Di atas pedati, keduanya membicarakan kemungkinan-kemungkinan yang bakal terjadi di Desa Pujasari. Satu sisi mereka berdua terlambat memperoleh berita kedatangan komplotan orang itu. Di sisi lain, mereka bersyukur karena belum jauh dari kampungnya.

"Jika mereka sudah tiba di desa kita sejak kemarin, berarti mereka sudah ...."

"Setidaknya mereka sudah melakukan pengintaian sejak kemarin. Aku yakin jika mereka melakukan itu."

"Celakanya, Raden Aditama sedang tidak di rumah. Dia sedang pergi ke Batavia."

"Sepertinya itu menjadi pertimbangan para penjahat itu."

Bajra tidak bisa mengajak si sapi untuk berlari layaknya kuda. Karena keadaan demikian, anak remaja itu mengajukan usul.

"Bagaimana kalau kita turun di sini. Kemudian memotong jalan lewat kebun warga."

"Ya, aku setuju."

"Bagaimana dengan si sapi?"

"Kau bawa mereka pulang. Aku akan berjalan kaki melalui kebun warga."
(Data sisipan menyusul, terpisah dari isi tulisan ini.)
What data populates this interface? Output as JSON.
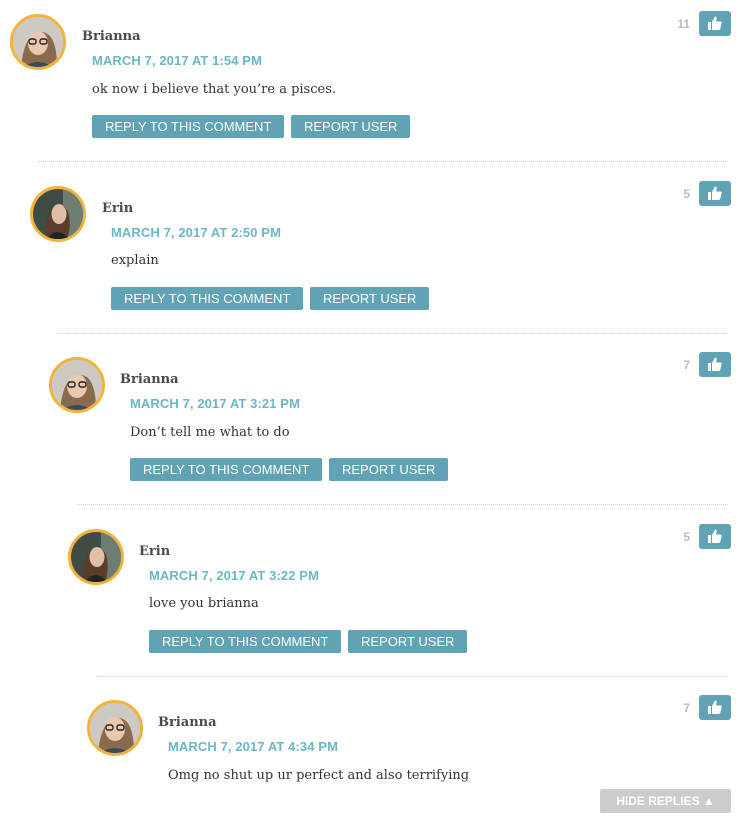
{
  "colors": {
    "accent": "#5fa3b5",
    "timestamp": "#6bb7c6",
    "avatar_border": "#f0b43c",
    "vote_count": "#b5bec2",
    "hide_button": "#cccccc"
  },
  "comments": [
    {
      "author": "Brianna",
      "timestamp": "MARCH 7, 2017 AT 1:54 PM",
      "text": "ok now i believe that you’re a pisces.",
      "votes": "11",
      "reply_label": "REPLY TO THIS COMMENT",
      "report_label": "REPORT USER",
      "like_icon": "thumbs-up-icon"
    },
    {
      "author": "Erin",
      "timestamp": "MARCH 7, 2017 AT 2:50 PM",
      "text": "explain",
      "votes": "5",
      "reply_label": "REPLY TO THIS COMMENT",
      "report_label": "REPORT USER",
      "like_icon": "thumbs-up-icon"
    },
    {
      "author": "Brianna",
      "timestamp": "MARCH 7, 2017 AT 3:21 PM",
      "text": "Don’t tell me what to do",
      "votes": "7",
      "reply_label": "REPLY TO THIS COMMENT",
      "report_label": "REPORT USER",
      "like_icon": "thumbs-up-icon"
    },
    {
      "author": "Erin",
      "timestamp": "MARCH 7, 2017 AT 3:22 PM",
      "text": "love you brianna",
      "votes": "5",
      "reply_label": "REPLY TO THIS COMMENT",
      "report_label": "REPORT USER",
      "like_icon": "thumbs-up-icon"
    },
    {
      "author": "Brianna",
      "timestamp": "MARCH 7, 2017 AT 4:34 PM",
      "text": "Omg no shut up ur perfect and also terrifying",
      "votes": "7",
      "like_icon": "thumbs-up-icon"
    }
  ],
  "hide_replies_label": "HIDE REPLIES ▲"
}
Panca langsung melompat dari atas pedati. Dia tidak memperdulikan Bajra yang tidak ingin ditinggal sendirian.

"Hei, tunggu aku!"

"Kau jangan ikut aku, siapa tahu ada orang yang berpapasan denganmu. Katakan pada mereka untuk kembali pulang!"

Panca begitu cepat menghilang dari pandangan. Dia sudah berlari menyusup ke dalam semak belukar menjauh dari jalan berbatu.

Panca tidak ingin menengok ke belakang dan menghiraukan panggilan Bajra. Hal yang dipikirkannya adalah bagaimana bisa cepat sampai di kampung dan menyampaikan kabar penting yang baru saja didapatinya.

Anak remaja itu berlari seakan kesurupan. Berlari sangat cepat diantara pepohonan yang menjulang tinggi. Kadang berlari diantara bebatuan yang menonjol di tanah. Onak dan duri tidak dihiraukannya. Kaki telanjang Panca begitu cekatan menapaki tanah kapur di perbukitan.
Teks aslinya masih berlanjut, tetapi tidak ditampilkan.